Self-Hosting Semantic Scholar Data

This repository contains all the code and instructions you'll need to begin your journey on self-hosting data from the Semantic Scholar datasets API using free AWS services. This code is provided by the team at Moara.io as a thank you to Semantic Scholar and Ai2 for their efforts in propelling the world forward. Enjoy building!

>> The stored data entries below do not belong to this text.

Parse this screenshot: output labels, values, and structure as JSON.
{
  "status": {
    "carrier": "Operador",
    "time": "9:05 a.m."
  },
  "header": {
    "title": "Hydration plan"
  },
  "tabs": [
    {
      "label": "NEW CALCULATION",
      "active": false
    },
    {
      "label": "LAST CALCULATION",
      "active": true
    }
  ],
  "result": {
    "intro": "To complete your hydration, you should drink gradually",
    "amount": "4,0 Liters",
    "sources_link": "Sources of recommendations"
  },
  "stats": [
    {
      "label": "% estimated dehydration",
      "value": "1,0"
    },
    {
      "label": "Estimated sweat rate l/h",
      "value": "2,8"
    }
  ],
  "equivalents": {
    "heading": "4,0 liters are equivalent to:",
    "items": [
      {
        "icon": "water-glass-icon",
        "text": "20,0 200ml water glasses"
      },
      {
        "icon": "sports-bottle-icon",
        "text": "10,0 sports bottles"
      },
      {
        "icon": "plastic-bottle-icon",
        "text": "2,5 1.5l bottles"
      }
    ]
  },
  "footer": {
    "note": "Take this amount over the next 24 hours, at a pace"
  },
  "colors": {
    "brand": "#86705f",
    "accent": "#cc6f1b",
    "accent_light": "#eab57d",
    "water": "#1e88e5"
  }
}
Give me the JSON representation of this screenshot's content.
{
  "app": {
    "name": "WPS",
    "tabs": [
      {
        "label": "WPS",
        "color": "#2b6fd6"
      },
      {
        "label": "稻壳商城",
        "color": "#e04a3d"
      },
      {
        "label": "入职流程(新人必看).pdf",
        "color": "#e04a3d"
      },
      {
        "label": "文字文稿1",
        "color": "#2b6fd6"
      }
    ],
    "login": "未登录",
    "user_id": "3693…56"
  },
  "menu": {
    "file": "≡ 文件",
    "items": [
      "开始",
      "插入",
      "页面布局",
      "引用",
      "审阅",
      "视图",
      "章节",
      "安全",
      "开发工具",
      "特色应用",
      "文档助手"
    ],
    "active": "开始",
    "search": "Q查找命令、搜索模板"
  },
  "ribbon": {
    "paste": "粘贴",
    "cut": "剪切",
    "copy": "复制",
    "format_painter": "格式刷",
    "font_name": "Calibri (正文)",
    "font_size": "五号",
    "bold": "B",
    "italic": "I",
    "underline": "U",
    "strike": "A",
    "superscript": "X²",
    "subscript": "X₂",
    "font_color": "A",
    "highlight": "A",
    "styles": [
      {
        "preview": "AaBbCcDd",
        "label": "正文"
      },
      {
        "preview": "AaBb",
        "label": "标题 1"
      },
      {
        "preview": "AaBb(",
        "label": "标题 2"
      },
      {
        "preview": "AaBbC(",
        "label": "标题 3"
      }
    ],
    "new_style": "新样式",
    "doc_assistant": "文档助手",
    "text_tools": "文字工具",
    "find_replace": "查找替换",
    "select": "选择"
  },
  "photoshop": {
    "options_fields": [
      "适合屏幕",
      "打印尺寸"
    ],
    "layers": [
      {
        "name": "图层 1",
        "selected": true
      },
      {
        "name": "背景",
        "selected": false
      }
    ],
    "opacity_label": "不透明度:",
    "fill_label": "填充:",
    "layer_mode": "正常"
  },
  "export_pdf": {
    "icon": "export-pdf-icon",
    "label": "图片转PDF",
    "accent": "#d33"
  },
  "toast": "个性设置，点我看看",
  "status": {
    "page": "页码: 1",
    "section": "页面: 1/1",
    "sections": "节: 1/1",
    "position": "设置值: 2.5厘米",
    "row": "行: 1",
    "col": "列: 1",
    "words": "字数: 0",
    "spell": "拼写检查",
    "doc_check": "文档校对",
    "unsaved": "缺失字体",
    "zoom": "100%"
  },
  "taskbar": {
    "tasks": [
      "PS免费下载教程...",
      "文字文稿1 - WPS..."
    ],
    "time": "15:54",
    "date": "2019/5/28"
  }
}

These instructions will walk you through:
Downloading the Semantic Scholar datasets → Creating searchable tables → Querying the data → Optionally join datasets to create more meaningful views of the datasets.

Prerequisites

Before starting, ensure you have the following:

Python 3.8 or higher
Semantic Scholar API Key (You can request it from Semantic Scholar)
An AWS Account
Basic understanding of Python and SQL

Project Structure

SS-self-hosting/
│
├── src/                        # Folder for source code
│   ├── download_datasets.py     # Script to download and upload datasets into AWS S3.
│   ├── query_datasets.py        # Script to query saved data using AWS Athena
│
├── config/                     # Configuration files
│   └── .env.template            # Template for environment variables
│
├── requirements.txt             # Python package dependencies at the project root
├── README.md                    # Comprehensive setup and usage instructions
├── LICENSE                      # License for the repository
├── samplelines.json             # Example lines from all 10 datasets.

Setup

1. Clone the Repository

Start by cloning the repository to your local machine:

git clone https://github.com/moaraio/SS-self-hosting.git
cd SS-self-hosting

2. Set Up a Python Virtual Environment

To ensure a clean workspace and avoid conflicts between dependencies, create and activate a virtual environment:

Step 1. Create the virtual environment:

python -m venv venv

Step 2. Activate the virtual environment:

On macOS/Unix/Linux:

source venv/bin/activate

On Windows:

venv\Scripts\activate

Once activated, your terminal prompt will be prefixed with (venv) to indicate that you're working within the virtual environment.

3. Install Dependencies

With the virtual environment activated, install the required Python packages by running:

pip install -r requirements.txt

This will install boto3, pandas, requests, and python-dotenv, which are needed for working with AWS services, handling data, and downloading datasets. It will also install tqdm which is a helpful import to visualize our progress.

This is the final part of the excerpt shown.